Para un examen de conciencia (Tomado de la revista de las Fraternidades Monásticas de Jerusalén «Sources Vives» nº 57, Septiembre de 1994: Patristiques et Mystiques, 179-191).

¡Sólo con la Palabra de Dios! Voy a hacerte una confesión, has de saber que no me atrevo ya a estar absolutamente solo con su Palabra, en una soledad donde no se interpone ninguna ilusión. Y permíteme añadir: no he encontrado aún ningún hombre que tenga el valor y la sinceridad de mantenerse sólo con la Palabra de Dios. ¡Sólo con la Palabra de Dios! Desde que la abro, el primer pasaje que viene a mis ojos me agarra y me acosa. Es como si el mismo Dios me preguntara: «¿La has puesto en práctica?» y tengo miedo, y evito su pregunta siguiendo rápidamente mi lectura y pasando con curiosidad a otro tema. Más vale la franqueza del que dice: «La Biblia es un libro peligroso. Si le doy el dedo me toma la mano y de ahí paso todo entero. No, prefiero dejarla sobre una estantería a permanecer sólo con ella».

Hay una fidelidad enojosa que rechaza la gracia; pero es mejor esto que fingir recibirla, como haría este hipócrita devoto que hace el fanfarrón y se jacta de encerrarse cara a cara con la Escritura Santa. Pero está provisto de diez diccionarios y de veinticinco comentarios. Entonces puede leer los Libros Santos tan tranquilamente como que lee el periódico. Si, por casualidad, en un momento de distracción en el que su espíritu abandona su seriedad habitual, en medio de su lectura, se le plantea una pregunta: «¿He puesto esto en práctica?», el peligro no es muy grande. Porque piensa enseguida que hay varias interpretaciones posibles y que se ha descubierto un nuevo manuscrito con variantes inéditas; y después que cinco o seis comentarios son de una opinión, siete de otra, tres permanecen indecisos, etc… ¡Ah! es necesario mucho tiempo si se quiere que se pongan de acuerdo.

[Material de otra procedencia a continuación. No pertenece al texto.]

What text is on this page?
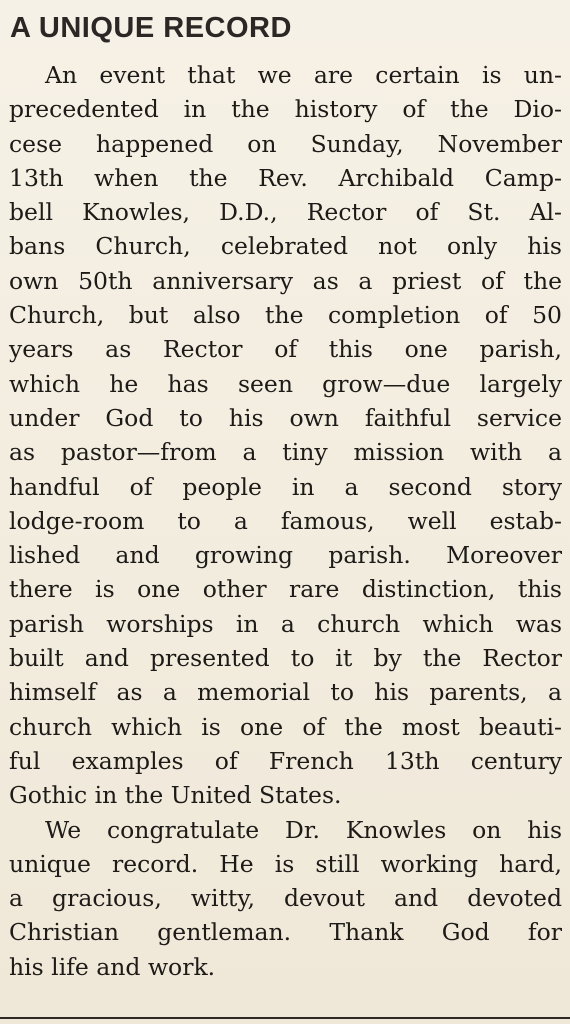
A UNIQUE RECORD
An event that we are certain is un-
precedented in the history of the Dio-
cese happened on Sunday, November
13th when the Rev. Archibald Camp-
bell Knowles, D.D., Rector of St. Al-
bans Church, celebrated not only his
own 50th anniversary as a priest of the
Church, but also the completion of 50
years as Rector of this one parish,
which he has seen grow—due largely
under God to his own faithful service
as pastor—from a tiny mission with a
handful of people in a second story
lodge-room to a famous, well estab-
lished and growing parish. Moreover
there is one other rare distinction, this
parish worships in a church which was
built and presented to it by the Rector
himself as a memorial to his parents, a
church which is one of the most beauti-
ful examples of French 13th century
Gothic in the United States.
We congratulate Dr. Knowles on his
unique record. He is still working hard,
a gracious, witty, devout and devoted
Christian gentleman. Thank God for
his life and work.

Así, a lo largo de tu vida entera, habrás pasado, cada día, varias horas a sumergirte en la Escritura, y sin embargo no habrás leído nunca la Palabra de Dios.

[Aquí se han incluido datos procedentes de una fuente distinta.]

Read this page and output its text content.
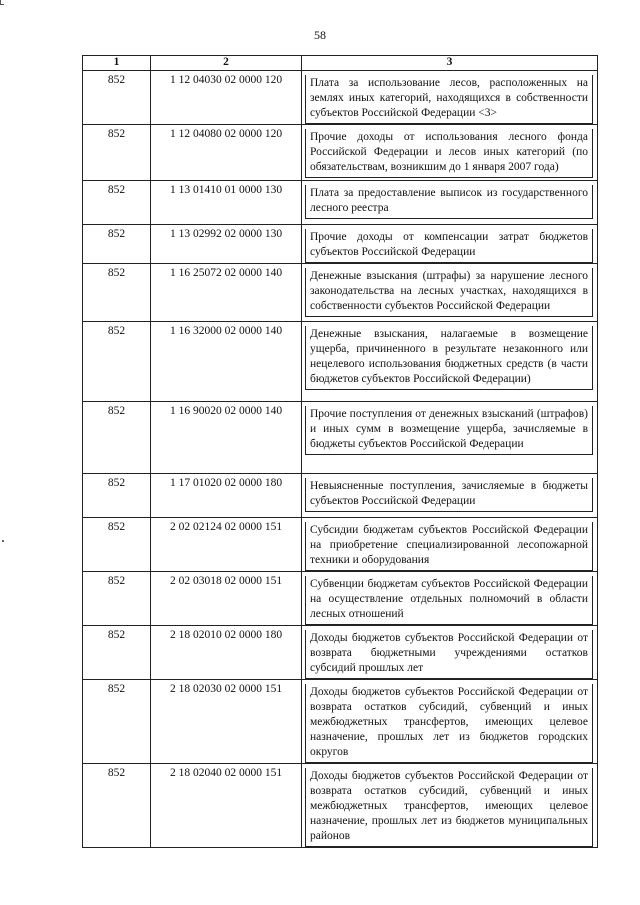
58
1	2	3
852	1 12 04030 02 0000 120	Плата за использование лесов, расположенных на землях иных категорий, находящихся в собственности субъектов Российской Федерации <3>

852	1 12 04080 02 0000 120	Прочие доходы от использования лесного фонда Российской Федерации и лесов иных категорий (по обязательствам, возникшим до 1 января 2007 года)

852	1 13 01410 01 0000 130	Плата за предоставление выписок из государственного лесного реестра

852	1 13 02992 02 0000 130	Прочие доходы от компенсации затрат бюджетов субъектов Российской Федерации

852	1 16 25072 02 0000 140	Денежные взыскания (штрафы) за нарушение лесного законодательства на лесных участках, находящихся в собственности субъектов Российской Федерации

852	1 16 32000 02 0000 140	Денежные взыскания, налагаемые в возмещение ущерба, причиненного в результате незаконного или нецелевого использования бюджетных средств (в части бюджетов субъектов Российской Федерации)

852	1 16 90020 02 0000 140	Прочие поступления от денежных взысканий (штрафов) и иных сумм в возмещение ущерба, зачисляемые в бюджеты субъектов Российской Федерации

852	1 17 01020 02 0000 180	Невыясненные поступления, зачисляемые в бюджеты субъектов Российской Федерации

852	2 02 02124 02 0000 151	Субсидии бюджетам субъектов Российской Федерации на приобретение специализированной лесопожарной техники и оборудования

852	2 02 03018 02 0000 151	Субвенции бюджетам субъектов Российской Федерации на осуществление отдельных полномочий в области лесных отношений

852	2 18 02010 02 0000 180	Доходы бюджетов субъектов Российской Федерации от возврата бюджетными учреждениями остатков субсидий прошлых лет

852	2 18 02030 02 0000 151	Доходы бюджетов субъектов Российской Федерации от возврата остатков субсидий, субвенций и иных межбюджетных трансфертов, имеющих целевое назначение, прошлых лет из бюджетов городских округов

852	2 18 02040 02 0000 151	Доходы бюджетов субъектов Российской Федерации от возврата остатков субсидий, субвенций и иных межбюджетных трансфертов, имеющих целевое назначение, прошлых лет из бюджетов муниципальных районов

En suma, hay dos clases en la cristiandad: la mayoría de los cristianos que no leen nunca la Biblia, y la minoría que la lee de una forma más o menos sabia, es decir, no la lee. La mayor parte leen los Libros Sagrados como libros antiguos y caducos que se dejan de lado. Un pequeño número ve en ella una obra antigua, extremadamente señalada sobre la que se ejerce su perspicacia con un celo estupefaciente. Los raros cristianos verdaderos que se alimentan de ella, comprenden en fin lo que es leer la Palabra de Dios.